Le principe de diversité dans l’unité (DDU) ne préconise pas que les identités du pays d’accueil gomment les identités des immigrés ou toute loyauté envers leur pays d’origine. Mais il appelle à une sérialisation des identités et allégeances, où la communauté d’ensemble (le pays ou l’Union européenne) fournirait les identités et allégeances globalisantes, au sein desquelles les divers groupes (les Turco-Allemands, par exemple) pourraient préserver leurs sous-identités. L’épreuve de vérité est le conflit des allégeances. Les Américains du Panamá se battraient-ils aux côtés des Etats-Unis si ceux-ci envahissaient le Panamá, ou bien réclameraient-ils le droit de rester en retrait face à ce type de conflit ? Sur des thèmes de politique nationale, les Turco-Allemands s’aligneraient-ils sur Ankara ou sur Berlin ?

L’éducation revêt une importance majeure au regard des rapports qu’entretiendront les immigrés (et leurs enfants) avec leur pays d’adoption. Le modèle assimilationniste part du principe que les immigrés et les membres des minorités seront scolarisés dans les écoles publiques et apprendront la même chose que les autres membres de la société. Le modèle de diversité illimitée prône la création d’écoles séparées et des programmes différents pour chaque groupe ethnique, comme des écoles juives ou musulmanes.
Une approche DDU, fondée sur le concept d’écoles de proximité, propose, dans l’idéal : que tous les enfants fréquentent les mêmes écoles publiques ; que tous les enfants suivent les mêmes cours pendant 85 % du temps scolaire, de sorte que tous les membres de la prochaine génération aient assimilé un enseignement globalement identique, en termes de disciplines, d’orientation narrative et de contenus normatifs ; que les minorités puissent contribuer de manière significative à 15 % des programmes, sous forme de classes optionnelles ou alternatives, dans lesquelles les élèves intéressés par une discipline, une histoire ou une tradition puissent bénéficier d’une éducation plus poussée ; et enfin, que le contenu universel, à caractère unitaire, du programme soit reformulé pour intégrer, par exemple, davantage de cours sur la culture et l’histoire des minorités.
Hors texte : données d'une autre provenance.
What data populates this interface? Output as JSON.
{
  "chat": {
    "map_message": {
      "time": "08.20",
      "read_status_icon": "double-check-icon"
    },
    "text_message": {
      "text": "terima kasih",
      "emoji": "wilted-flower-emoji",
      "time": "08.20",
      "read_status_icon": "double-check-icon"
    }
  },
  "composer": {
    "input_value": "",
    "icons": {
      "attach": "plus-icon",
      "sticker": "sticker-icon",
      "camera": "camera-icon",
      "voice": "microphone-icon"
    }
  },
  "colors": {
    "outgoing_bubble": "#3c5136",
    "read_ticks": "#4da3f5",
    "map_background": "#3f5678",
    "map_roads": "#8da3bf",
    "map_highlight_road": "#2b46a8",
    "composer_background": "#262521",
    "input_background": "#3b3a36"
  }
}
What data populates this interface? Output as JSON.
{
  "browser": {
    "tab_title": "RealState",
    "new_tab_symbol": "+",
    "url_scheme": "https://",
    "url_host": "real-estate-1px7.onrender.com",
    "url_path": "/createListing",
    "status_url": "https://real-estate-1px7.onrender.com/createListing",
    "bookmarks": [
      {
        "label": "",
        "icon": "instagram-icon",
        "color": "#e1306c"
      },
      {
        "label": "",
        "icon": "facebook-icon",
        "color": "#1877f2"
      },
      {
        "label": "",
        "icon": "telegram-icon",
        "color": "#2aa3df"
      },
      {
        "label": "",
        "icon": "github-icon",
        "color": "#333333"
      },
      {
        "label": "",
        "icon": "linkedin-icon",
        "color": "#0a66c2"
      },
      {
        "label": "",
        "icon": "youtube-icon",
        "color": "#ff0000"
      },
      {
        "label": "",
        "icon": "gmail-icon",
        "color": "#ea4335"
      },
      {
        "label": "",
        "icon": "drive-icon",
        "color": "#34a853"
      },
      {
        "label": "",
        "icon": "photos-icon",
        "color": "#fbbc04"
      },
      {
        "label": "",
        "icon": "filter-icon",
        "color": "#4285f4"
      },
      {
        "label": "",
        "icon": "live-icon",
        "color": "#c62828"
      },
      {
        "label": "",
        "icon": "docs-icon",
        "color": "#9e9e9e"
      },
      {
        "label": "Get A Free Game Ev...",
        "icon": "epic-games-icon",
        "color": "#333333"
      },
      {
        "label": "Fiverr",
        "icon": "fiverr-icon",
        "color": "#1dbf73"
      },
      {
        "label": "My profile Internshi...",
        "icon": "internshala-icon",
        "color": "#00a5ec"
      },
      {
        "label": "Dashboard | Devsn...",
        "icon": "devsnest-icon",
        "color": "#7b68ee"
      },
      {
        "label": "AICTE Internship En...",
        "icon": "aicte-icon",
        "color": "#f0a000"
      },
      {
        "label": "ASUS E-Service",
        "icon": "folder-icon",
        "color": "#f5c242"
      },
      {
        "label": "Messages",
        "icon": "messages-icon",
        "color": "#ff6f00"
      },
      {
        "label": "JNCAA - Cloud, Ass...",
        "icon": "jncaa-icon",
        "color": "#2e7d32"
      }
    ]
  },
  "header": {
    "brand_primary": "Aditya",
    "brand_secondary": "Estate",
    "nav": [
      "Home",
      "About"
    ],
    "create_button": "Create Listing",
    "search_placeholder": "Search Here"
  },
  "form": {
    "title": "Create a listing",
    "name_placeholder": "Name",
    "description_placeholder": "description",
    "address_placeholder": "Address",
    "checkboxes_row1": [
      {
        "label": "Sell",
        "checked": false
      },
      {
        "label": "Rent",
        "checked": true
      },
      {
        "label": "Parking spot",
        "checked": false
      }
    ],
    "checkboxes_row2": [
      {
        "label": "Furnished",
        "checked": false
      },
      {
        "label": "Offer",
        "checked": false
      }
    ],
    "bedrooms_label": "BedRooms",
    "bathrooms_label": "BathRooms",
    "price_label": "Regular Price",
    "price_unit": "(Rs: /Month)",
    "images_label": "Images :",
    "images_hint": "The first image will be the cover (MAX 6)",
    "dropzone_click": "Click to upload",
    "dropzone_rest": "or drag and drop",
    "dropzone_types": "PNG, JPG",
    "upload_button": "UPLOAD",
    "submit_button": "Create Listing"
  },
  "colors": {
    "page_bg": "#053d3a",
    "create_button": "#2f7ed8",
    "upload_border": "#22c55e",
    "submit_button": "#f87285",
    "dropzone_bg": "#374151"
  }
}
Il reste bien d’autres questions à résoudre dans le contexte de l’approche DDU et beaucoup à apprendre de son application. Le principe de DDU reconnaît le sentiment de l’écrasante majorité des citoyens d’Europe et de nombreux autres pays, du Japon au Pérou, à savoir le sentiment que l’immigration pose un défi à l’unité nationale et à la culture morale dominante. Dans le même temps, le principe de DDU met le doigt sur le fait que l’on peut aussi autoriser, voir encourager les immigrés à préserver des caractéristiques distinctes, à condition qu’ils adhèrent aux valeurs fondamentales.